Penetapan RUU yang masuk Prolegnas 2021 itu sudah ditetapkan DPR sejak Maret 2021 lalu. Tepatnya, saat Rapat Paripurna ke-15 Masa Persidangan IV 2020-2021.

Dalam rapat tersebut, legislator menetapkan ada 33 RUU yang masuk dalam daftar prioritas. RUU mengenai perpajakan ini berada di daftar ke-31 dengan tajuk RUU tentang Perubahan Kelima atas Undang-Undang Nomor 6 Tahun 1983 tentang Ketentuan Umum dan Tata Cara Perpajakan (UU KUP).

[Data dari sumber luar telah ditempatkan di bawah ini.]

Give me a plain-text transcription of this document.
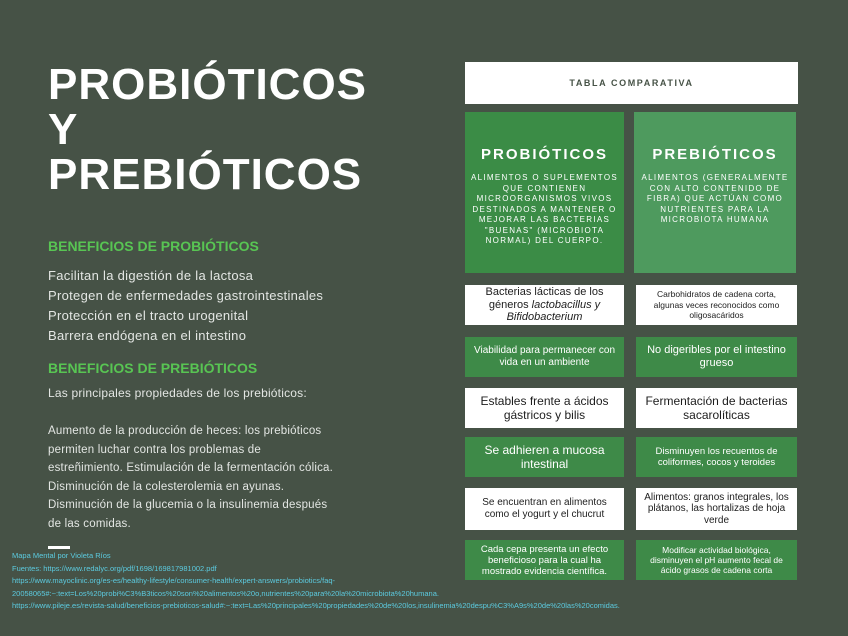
PROBIÓTICOS
Y
PREBIÓTICOS
BENEFICIOS DE PROBIÓTICOS
Facilitan la digestión de la lactosa
Protegen de enfermedades gastrointestinales
Protección en el tracto urogenital
Barrera endógena en el intestino
BENEFICIOS DE PREBIÓTICOS
Las principales propiedades de los prebióticos:
Aumento de la producción de heces: los prebióticos
permiten luchar contra los problemas de
estreñimiento. Estimulación de la fermentación cólica.
Disminución de la colesterolemia en ayunas.
Disminución de la glucemia o la insulinemia después
de las comidas.
Mapa Mental por Violeta Ríos
Fuentes: https://www.redalyc.org/pdf/1698/169817981002.pdf
https://www.mayoclinic.org/es-es/healthy-lifestyle/consumer-health/expert-answers/probiotics/faq-
20058065#:~:text=Los%20probi%C3%B3ticos%20son%20alimentos%20o,nutrientes%20para%20la%20microbiota%20humana.
https://www.pileje.es/revista-salud/beneficios-prebioticos-salud#:~:text=Las%20principales%20propiedades%20de%20los,insulinemia%20despu%C3%A9s%20de%20las%20comidas.
TABLA COMPARATIVA
PROBIÓTICOS
ALIMENTOS O SUPLEMENTOS QUE CONTIENEN MICROORGANISMOS VIVOS DESTINADOS A MANTENER O MEJORAR LAS BACTERIAS "BUENAS" (MICROBIOTA NORMAL) DEL CUERPO.
PREBIÓTICOS
ALIMENTOS (GENERALMENTE CON ALTO CONTENIDO DE FIBRA) QUE ACTÚAN COMO NUTRIENTES PARA LA MICROBIOTA HUMANA
Bacterias lácticas de los géneros lactobacillus y Bifidobacterium
Viabilidad para permanecer con vida en un ambiente
Estables frente a ácidos gástricos y bilis
Se adhieren a mucosa intestinal
Se encuentran en alimentos como el yogurt y el chucrut
Cada cepa presenta un efecto beneficioso para la cual ha mostrado evidencia científica.
Carbohidratos de cadena corta, algunas veces reconocidos como oligosacáridos
No digeribles por el intestino grueso
Fermentación de bacterias sacarolíticas
Disminuyen los recuentos de coliformes, cocos y teroides
Alimentos: granos integrales, los plátanos, las hortalizas de hoja verde
Modificar actividad biológica, disminuyen el pH aumento fecal de ácido grasos de cadena corta
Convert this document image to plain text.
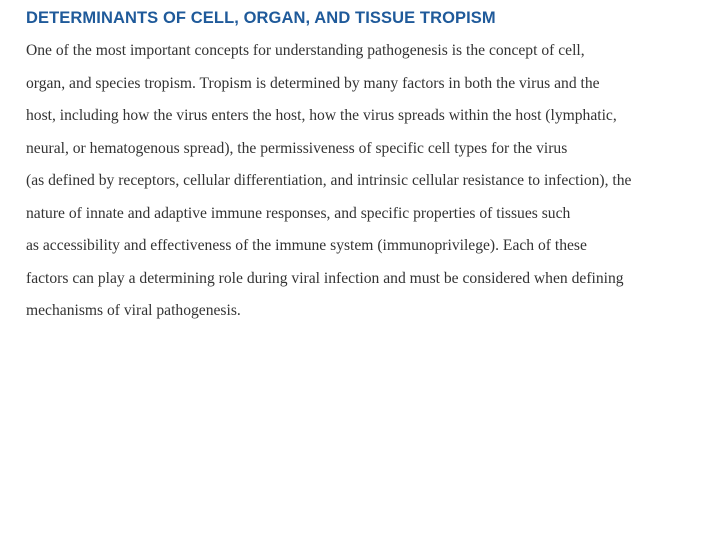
DETERMINANTS OF CELL, ORGAN, AND TISSUE TROPISM

One of the most important concepts for understanding pathogenesis is the concept of cell,
organ, and species tropism. Tropism is determined by many factors in both the virus and the
host, including how the virus enters the host, how the virus spreads within the host (lymphatic,
neural, or hematogenous spread), the permissiveness of specific cell types for the virus
(as defined by receptors, cellular differentiation, and intrinsic cellular resistance to infection), the
nature of innate and adaptive immune responses, and specific properties of tissues such
as accessibility and effectiveness of the immune system (immunoprivilege). Each of these
factors can play a determining role during viral infection and must be considered when defining
mechanisms of viral pathogenesis.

Menteri Koordinator Bidang Perekonomian Airlangga Hartarto mengatakan Presiden Joko Widodo (Jokowi) sampai mengirim surat kepada DPR untuk segera membahas RUU tersebut.

“Bapak Presiden sudah kirim surat kepada DPR untuk bahas ini dan diharapkan bisa segera dilakukan pembahasan,” ungkap Airlangga dalam acara Halal bi Halal virtual, Rabu (19/5).

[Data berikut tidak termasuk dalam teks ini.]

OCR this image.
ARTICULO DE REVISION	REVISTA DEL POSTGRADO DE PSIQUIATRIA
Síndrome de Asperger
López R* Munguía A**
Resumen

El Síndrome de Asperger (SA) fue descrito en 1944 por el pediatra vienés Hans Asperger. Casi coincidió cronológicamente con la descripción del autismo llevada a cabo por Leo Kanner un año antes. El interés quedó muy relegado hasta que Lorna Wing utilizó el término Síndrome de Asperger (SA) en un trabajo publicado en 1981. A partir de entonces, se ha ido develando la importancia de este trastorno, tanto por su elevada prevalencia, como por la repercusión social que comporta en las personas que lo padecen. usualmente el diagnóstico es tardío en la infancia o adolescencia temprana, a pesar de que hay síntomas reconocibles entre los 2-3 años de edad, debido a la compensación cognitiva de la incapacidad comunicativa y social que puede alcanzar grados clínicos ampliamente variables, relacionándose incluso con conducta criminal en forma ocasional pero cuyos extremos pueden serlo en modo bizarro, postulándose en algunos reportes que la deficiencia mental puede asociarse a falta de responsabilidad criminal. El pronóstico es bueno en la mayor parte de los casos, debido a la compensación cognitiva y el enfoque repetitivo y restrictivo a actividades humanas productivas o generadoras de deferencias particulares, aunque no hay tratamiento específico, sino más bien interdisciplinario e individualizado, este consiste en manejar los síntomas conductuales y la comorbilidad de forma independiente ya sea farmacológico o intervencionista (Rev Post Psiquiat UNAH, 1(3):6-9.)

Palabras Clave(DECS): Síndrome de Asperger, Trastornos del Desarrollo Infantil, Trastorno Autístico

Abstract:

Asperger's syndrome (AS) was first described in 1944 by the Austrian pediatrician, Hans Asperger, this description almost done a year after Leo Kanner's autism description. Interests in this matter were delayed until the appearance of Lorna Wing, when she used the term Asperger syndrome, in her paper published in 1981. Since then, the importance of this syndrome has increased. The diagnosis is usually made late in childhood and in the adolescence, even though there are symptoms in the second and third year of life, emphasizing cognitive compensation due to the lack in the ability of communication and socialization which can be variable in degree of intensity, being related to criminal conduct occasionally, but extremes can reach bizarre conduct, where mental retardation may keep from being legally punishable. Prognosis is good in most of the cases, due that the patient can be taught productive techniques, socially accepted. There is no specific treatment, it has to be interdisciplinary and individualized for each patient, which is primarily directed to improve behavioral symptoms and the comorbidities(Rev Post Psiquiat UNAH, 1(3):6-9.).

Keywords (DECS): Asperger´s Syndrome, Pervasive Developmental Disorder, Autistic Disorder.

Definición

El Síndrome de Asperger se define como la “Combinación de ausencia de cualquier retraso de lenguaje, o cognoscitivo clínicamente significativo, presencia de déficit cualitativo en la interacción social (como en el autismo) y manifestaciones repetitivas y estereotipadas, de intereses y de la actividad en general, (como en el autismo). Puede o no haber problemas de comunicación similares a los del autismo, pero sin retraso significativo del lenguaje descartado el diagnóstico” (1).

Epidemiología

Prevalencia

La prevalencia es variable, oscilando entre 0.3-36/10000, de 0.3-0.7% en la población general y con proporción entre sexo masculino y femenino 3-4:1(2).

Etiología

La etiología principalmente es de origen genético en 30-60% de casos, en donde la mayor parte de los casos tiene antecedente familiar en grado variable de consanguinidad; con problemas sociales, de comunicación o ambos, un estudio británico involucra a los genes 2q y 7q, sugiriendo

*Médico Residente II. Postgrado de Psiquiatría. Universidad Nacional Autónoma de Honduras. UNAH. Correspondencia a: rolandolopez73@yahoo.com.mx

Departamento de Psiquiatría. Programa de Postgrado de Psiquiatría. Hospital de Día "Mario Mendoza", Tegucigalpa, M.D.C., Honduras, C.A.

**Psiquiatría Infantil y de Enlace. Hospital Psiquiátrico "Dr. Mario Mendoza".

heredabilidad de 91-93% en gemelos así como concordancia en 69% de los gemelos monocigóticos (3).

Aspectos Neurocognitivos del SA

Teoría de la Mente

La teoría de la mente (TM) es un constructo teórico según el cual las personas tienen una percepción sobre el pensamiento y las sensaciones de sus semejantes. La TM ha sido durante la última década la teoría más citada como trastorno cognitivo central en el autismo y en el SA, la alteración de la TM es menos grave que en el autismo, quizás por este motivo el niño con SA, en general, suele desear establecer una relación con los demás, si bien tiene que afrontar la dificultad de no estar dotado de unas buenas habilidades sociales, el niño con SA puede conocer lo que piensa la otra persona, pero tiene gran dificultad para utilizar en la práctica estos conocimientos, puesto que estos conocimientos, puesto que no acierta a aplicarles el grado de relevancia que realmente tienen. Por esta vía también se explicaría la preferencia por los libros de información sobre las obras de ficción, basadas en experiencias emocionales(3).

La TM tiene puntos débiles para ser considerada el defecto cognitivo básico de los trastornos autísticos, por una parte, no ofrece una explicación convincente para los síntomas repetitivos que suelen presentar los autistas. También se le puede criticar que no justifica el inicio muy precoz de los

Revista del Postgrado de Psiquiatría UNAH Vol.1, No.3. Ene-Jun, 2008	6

Lalu apa saja poin-poin perubahan ketentuan yang akan tertuang di ruu tersebut?

Airlangga mengatakan ada beberapa ketentuan jenis pajak yang diutak-atik oleh pemerintah. Mulai dari perubahan tarif pajak pertambahan nilai (PPN), perubahan tarif pajak penghasilan (PPh) orang pribadi, pengurangan tarif PPh badan, hingga perubahan ketentuan pajak penjualan atas barang mewah (PPnBM) pajak barang dan jasa (goods and services tax/GST), hingga penetapan pajak karbon.

Selain sejumlah jenis pajak itu, pemerintah juga akan menuangkan aturan terkait pengampunan pajak (tax amnesty) alias amnesti pajak. Tetapi, belum ada rincian mengenai perubahan-perubahan ini.

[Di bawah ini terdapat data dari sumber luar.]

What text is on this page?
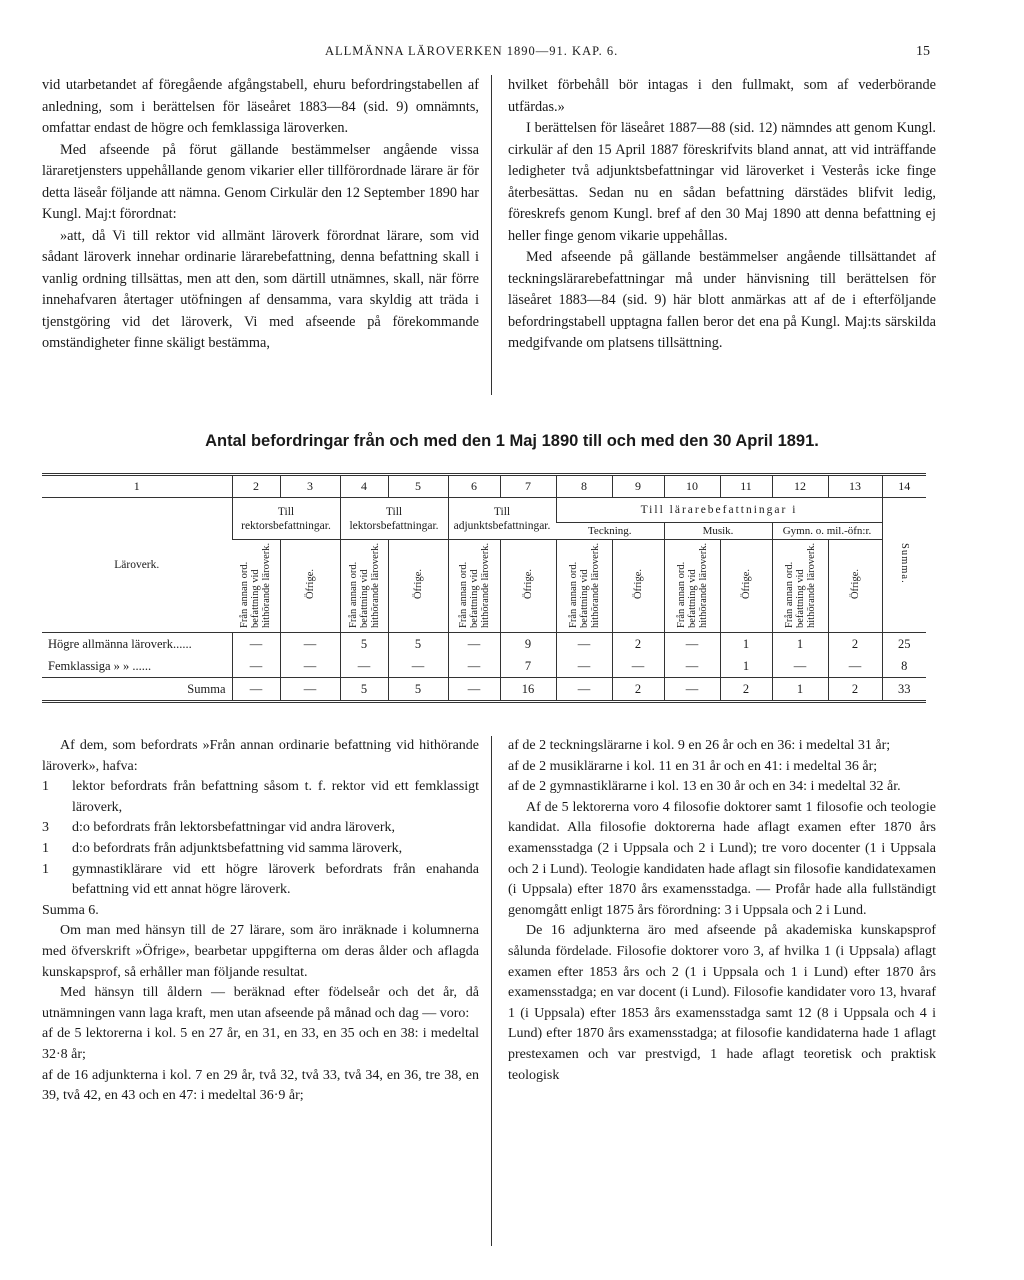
ALLMÄNNA LÄROVERKEN 1890—91. KAP. 6.	15

vid utarbetandet af föregående afgångstabell, ehuru befordringstabellen af anledning, som i berättelsen för läseåret 1883—84 (sid. 9) omnämnts, omfattar endast de högre och femklassiga läroverken.

Med afseende på förut gällande bestämmelser angående vissa läraretjensters uppehållande genom vikarier eller tillförordnade lärare är för detta läseår följande att nämna. Genom Cirkulär den 12 September 1890 har Kungl. Maj:t förordnat:

»att, då Vi till rektor vid allmänt läroverk förordnat lärare, som vid sådant läroverk innehar ordinarie lärarebefattning, denna befattning skall i vanlig ordning tillsättas, men att den, som därtill utnämnes, skall, när förre innehafvaren återtager utöfningen af densamma, vara skyldig att träda i tjenstgöring vid det läroverk, Vi med afseende på förekommande omständigheter finne skäligt bestämma,

hvilket förbehåll bör intagas i den fullmakt, som af vederbörande utfärdas.»

I berättelsen för läseåret 1887—88 (sid. 12) nämndes att genom Kungl. cirkulär af den 15 April 1887 föreskrifvits bland annat, att vid inträffande ledigheter två adjunktsbefattningar vid läroverket i Vesterås icke finge återbesättas. Sedan nu en sådan befattning därstädes blifvit ledig, föreskrefs genom Kungl. bref af den 30 Maj 1890 att denna befattning ej heller finge genom vikarie uppehållas.

Med afseende på gällande bestämmelser angående tillsättandet af teckningslärarebefattningar må under hänvisning till berättelsen för läseåret 1883—84 (sid. 9) här blott anmärkas att af de i efterföljande befordringstabell upptagna fallen beror det ena på Kungl. Maj:ts särskilda medgifvande om platsens tillsättning.

Antal befordringar från och med den 1 Maj 1890 till och med den 30 April 1891.
1	2	3	4	5	6	7	8	9	10	11	12	13	14
Läroverk.	Till rektorsbefattningar.		Till lektorsbefattningar.		Till adjunktsbefattningar.		Till lärarebefattningar i						Summa.
							Teckning.		Musik.		Gymn. o. mil.-öfn:r.		
	Från annan ord. befattning vid hithörande läroverk.	Öfrige.	Från annan ord. befattning vid hithörande läroverk.	Öfrige.	Från annan ord. befattning vid hithörande läroverk.	Öfrige.	Från annan ord. befattning vid hithörande läroverk.	Öfrige.	Från annan ord. befattning vid hithörande läroverk.	Öfrige.	Från annan ord. befattning vid hithörande läroverk.	Öfrige.	
Högre allmänna läroverk......	—	—	5	5	—	9	—	2	—	1	1	2	25
Femklassiga » » ......	—	—	—	—	—	7	—	—	—	1	—	—	8
Summa	—	—	5	5	—	16	—	2	—	2	1	2	33

Af dem, som befordrats »Från annan ordinarie befattning vid hithörande läroverk», hafva:

1	lektor befordrats från befattning såsom t. f. rektor vid ett femklassigt läroverk,
3	d:o befordrats från lektorsbefattningar vid andra läroverk,
1	d:o befordrats från adjunktsbefattning vid samma läroverk,
1	gymnastiklärare vid ett högre läroverk befordrats från enahanda befattning vid ett annat högre läroverk.

Summa 6.

Om man med hänsyn till de 27 lärare, som äro inräknade i kolumnerna med öfverskrift »Öfrige», bearbetar uppgifterna om deras ålder och aflagda kunskapsprof, så erhåller man följande resultat.

Med hänsyn till åldern — beräknad efter födelseår och det år, då utnämningen vann laga kraft, men utan afseende på månad och dag — voro:

af de 5 lektorerna i kol. 5 en 27 år, en 31, en 33, en 35 och en 38: i medeltal 32·8 år;

af de 16 adjunkterna i kol. 7 en 29 år, två 32, två 33, två 34, en 36, tre 38, en 39, två 42, en 43 och en 47: i medeltal 36·9 år;

af de 2 teckningslärarne i kol. 9 en 26 år och en 36: i medeltal 31 år;

af de 2 musiklärarne i kol. 11 en 31 år och en 41: i medeltal 36 år;

af de 2 gymnastiklärarne i kol. 13 en 30 år och en 34: i medeltal 32 år.

Af de 5 lektorerna voro 4 filosofie doktorer samt 1 filosofie och teologie kandidat. Alla filosofie doktorerna hade aflagt examen efter 1870 års examensstadga (2 i Uppsala och 2 i Lund); tre voro docenter (1 i Uppsala och 2 i Lund). Teologie kandidaten hade aflagt sin filosofie kandidatexamen (i Uppsala) efter 1870 års examensstadga. — Profår hade alla fullständigt genomgått enligt 1875 års förordning: 3 i Uppsala och 2 i Lund.

De 16 adjunkterna äro med afseende på akademiska kunskapsprof sålunda fördelade. Filosofie doktorer voro 3, af hvilka 1 (i Uppsala) aflagt examen efter 1853 års och 2 (1 i Uppsala och 1 i Lund) efter 1870 års examensstadga; en var docent (i Lund). Filosofie kandidater voro 13, hvaraf 1 (i Uppsala) efter 1853 års examensstadga samt 12 (8 i Uppsala och 4 i Lund) efter 1870 års examensstadga; at filosofie kandidaterna hade 1 aflagt prestexamen och var prestvigd, 1 hade aflagt teoretisk och praktisk teologisk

Namun, kabar yang sudah beredar di publik saat ini menyatakan bahwa pemerintah berencana mengerek tarif PPN. Sementara, tarif pajak lainnya belum diketahui apa akan dinaikkan atau diturunkan.

Kepala Subdit (Kasubdit) Humas Direktorat P2P DJP Ani Natalia pernah memberi sinyal bahwa tarif PPN berpotensi bisa naik dari 10 persen pada saat ini menjadi 15 persen.

Potensi ini sejalan dengan ketentuan Undang-Undang Nomor 42 Tahun 2009 terkait Pajak Pertambahan Nilai Barang dan Jasa dan Pajak Penjualan Atas Barang Mewah yang memberi ruang tarif PPN hingga 15 persen.

“Dalam UU Nomor 46/2009 tentang PPN, sebenarnya pemerintah sudah diberi wewenang untuk menaikkan tarif PPN sampai dengan 15 persen, namun belum pernah dilakukan,” ujar Ani kepada CNNIndonesia.com.

Selain skema single tarif, Ani mengatakan otoritas pajak juga sempat mengkaji PPN multi tarif. Dengan skema ini, maka pengenaan PPN bisa memiliki perbedaan tarif untuk barang atau jasa tertentu.

Barang-barang dan jasa yang diperlukan orang banyak dan sifatnya kebutuhan, biasanya dikenai tarif PPN yang lebih rendah dibanding dengan barang dan jasa yang sifatnya bukan kebutuhan pokok.

Kendati belum berlaku di Indonesia, tapi Ani menyatakan sudah banyak negara di dunia yang menerapkan sistem PPN multi tarif.

“Terkait PPN multi tarif, juga masih dalam kajian, dan tentunya perubahan tarif dari single tarif ke multitarif harus melalui perubahan UU tentang PPN,” jelasnya.

Ia menjelaskan munculnya wacana kenaikan tarif PPN bertujuan untuk memperkecil defisit APBN akibat pandemi covid-19.

Sebab, belanja negara meningkat tajam untuk penanganan dampak pandemi covid-19, sementara penerimaan pajak justru lesu sejalan dengan lemahnya perekonomian.